Separation From Evil Influences Read Count : 111

Category : Diary/Journal

Sub Category : N/A
It isn't what is said but the things never spoken that really matter. At least that how it is for me. There is always something that I manage to hide. Things that most would never suspect flow through my mind, making me wonder what is real and what is a nightmare in my life.

Who am I really? Am I the child or the adult? Am I me or am I not? What is true or what is a lie? Will I ever be able to tell? Will I ever speak the words I really want to say or will I hide away the brokenness I feel inside?

The truth is I'm damaged. I know what my condition is called. Dissociation. In some cases my only defense, in others my greatest nightmare. If only I could explain what it's like for me. If only I could make other experience the things I can't explain. Then again, I wouldn't want anyone to feel the insanity that I have lived with for so many years.

Perhaps, this is the only way to share the voice that I locked away during my greatest episode of denial. That is what dissociation really is. My need for things to be different that never will be by my own actions. A situation that I can do nothing for. 

But this is why I continuously come. I come for the child, too small to defend herself. I come for the girl who thought her actions could change the hearts of two bitter and angry people. I come for the teenager who didn't understand why. Most of all, I come forward for the damaged adult who has spent the last decade picking up the pieces of her shattered  heart.

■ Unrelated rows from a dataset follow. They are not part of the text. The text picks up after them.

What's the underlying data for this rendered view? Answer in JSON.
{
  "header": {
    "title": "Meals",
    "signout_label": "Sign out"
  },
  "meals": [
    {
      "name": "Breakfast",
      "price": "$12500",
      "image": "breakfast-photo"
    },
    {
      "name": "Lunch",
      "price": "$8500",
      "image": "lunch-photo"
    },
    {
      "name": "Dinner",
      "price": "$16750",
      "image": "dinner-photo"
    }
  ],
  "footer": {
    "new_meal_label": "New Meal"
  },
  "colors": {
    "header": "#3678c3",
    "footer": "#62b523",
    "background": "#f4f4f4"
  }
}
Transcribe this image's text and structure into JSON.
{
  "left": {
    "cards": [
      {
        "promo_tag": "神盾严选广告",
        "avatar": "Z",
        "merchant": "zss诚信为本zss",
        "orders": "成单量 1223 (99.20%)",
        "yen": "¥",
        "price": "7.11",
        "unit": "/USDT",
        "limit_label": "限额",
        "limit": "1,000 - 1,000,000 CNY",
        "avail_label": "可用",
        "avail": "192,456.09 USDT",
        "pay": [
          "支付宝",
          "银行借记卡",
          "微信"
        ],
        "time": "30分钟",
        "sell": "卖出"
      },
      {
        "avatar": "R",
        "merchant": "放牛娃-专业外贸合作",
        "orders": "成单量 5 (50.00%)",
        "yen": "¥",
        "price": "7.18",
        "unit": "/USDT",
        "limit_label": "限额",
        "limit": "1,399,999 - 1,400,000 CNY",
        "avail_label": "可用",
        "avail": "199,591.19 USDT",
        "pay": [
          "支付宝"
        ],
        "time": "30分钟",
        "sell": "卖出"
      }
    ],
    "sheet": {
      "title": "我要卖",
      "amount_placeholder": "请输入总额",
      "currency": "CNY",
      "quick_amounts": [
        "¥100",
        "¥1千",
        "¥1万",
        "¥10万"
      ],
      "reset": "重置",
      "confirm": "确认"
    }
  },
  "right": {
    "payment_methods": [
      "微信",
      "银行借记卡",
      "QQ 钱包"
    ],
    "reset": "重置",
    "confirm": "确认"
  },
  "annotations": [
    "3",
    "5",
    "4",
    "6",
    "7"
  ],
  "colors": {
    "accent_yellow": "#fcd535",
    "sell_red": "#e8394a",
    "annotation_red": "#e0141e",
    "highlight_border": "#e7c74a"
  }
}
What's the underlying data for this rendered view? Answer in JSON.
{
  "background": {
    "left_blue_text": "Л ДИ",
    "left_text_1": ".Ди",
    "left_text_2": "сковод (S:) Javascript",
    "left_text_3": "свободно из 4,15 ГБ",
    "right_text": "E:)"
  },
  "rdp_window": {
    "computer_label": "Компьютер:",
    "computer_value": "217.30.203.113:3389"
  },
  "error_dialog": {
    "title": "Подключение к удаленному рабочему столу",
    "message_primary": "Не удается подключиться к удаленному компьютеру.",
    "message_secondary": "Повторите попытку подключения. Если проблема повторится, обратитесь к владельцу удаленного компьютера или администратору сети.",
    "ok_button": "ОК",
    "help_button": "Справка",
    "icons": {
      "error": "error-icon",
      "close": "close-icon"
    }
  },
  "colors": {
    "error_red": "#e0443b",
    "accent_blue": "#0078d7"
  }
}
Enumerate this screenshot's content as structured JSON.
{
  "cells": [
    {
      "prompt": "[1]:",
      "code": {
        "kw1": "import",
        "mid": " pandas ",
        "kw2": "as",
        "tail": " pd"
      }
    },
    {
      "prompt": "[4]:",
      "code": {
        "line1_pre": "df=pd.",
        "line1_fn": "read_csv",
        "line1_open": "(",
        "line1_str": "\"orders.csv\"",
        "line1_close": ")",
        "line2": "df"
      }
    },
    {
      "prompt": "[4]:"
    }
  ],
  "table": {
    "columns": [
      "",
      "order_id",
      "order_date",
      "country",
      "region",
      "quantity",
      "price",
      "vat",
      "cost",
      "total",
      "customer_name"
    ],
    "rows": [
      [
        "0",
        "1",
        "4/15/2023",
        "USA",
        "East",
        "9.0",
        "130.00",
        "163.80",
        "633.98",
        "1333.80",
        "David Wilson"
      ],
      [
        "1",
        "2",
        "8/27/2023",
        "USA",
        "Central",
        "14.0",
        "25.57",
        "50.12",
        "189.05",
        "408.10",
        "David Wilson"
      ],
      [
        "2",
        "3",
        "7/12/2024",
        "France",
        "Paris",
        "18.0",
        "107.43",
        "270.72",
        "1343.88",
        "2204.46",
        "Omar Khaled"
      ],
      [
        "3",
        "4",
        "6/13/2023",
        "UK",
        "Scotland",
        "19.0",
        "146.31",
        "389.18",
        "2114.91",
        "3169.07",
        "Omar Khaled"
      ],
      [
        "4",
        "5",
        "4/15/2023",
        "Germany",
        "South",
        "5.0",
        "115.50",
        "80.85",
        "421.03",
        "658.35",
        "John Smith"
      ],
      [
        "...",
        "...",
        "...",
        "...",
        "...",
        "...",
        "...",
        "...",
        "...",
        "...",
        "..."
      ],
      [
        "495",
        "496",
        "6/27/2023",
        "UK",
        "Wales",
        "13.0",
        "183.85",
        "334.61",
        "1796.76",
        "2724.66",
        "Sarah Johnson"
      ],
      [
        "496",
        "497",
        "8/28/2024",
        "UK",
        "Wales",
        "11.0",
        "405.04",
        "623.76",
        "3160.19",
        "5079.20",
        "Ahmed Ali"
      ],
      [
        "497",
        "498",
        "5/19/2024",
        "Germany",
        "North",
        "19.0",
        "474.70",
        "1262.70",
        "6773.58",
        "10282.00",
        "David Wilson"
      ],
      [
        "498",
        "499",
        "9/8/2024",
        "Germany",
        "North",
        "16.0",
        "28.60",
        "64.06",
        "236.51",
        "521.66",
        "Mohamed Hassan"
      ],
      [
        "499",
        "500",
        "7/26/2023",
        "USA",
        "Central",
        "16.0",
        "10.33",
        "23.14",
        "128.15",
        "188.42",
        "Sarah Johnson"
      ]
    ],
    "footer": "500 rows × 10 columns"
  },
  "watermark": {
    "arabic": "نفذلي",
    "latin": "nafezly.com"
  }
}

The decision was mine alone. To lie and deny myself or to speak the truth. In my heart I knew what I had to do. I cannot lie anymore. The truth is what it is. It cannot be change with a lie. 

The damage they caused me is more than I can ever express. So I left. I put them out of my life. That was my decision. To separate myself from the horror relationship that was festering with lies and denial. A relationship that constantly filled my heart and mind with thoughts of disgust. For I am not entirely without singing in my life.

If only the world would understand that I separated myself from the very people who left me to sing a thousand times. If only they would understand my need to walk away from my parents.

If only the world would understand. If I followed them I might not have survived. The thought that they were willing to risk me for their own gain. I ran and ran and ran and ran. Yet no matter how many times I was always brought back to this decision.  My
 choice were them or God. For if I followed them, I would have gone against God.

If only they would see. I could never date for the sake of the church. If a man wants God then he would be in church first. I am not bait. I am not a worm on a book that you throw out to catch the biggest fish. 

If only they would lose their pride, then maybe they would see. Threatening to kick me out to live in the streets. The put me in danger when they had people following me. They are more insane then they would ever admit.

I could never stay when I was treated that way. I could never stay in a cage no matter how pretty it seems inside. I am not a prize to be captured or an object to be used. I was never placed here to serve them. I was placed here to serve God and that is what I will do.

So even if the world is against my decision, I will not change my mind. God comes first in my life and he is leading me to a better life. I don't need the opinions of the world to make my decision. Do you?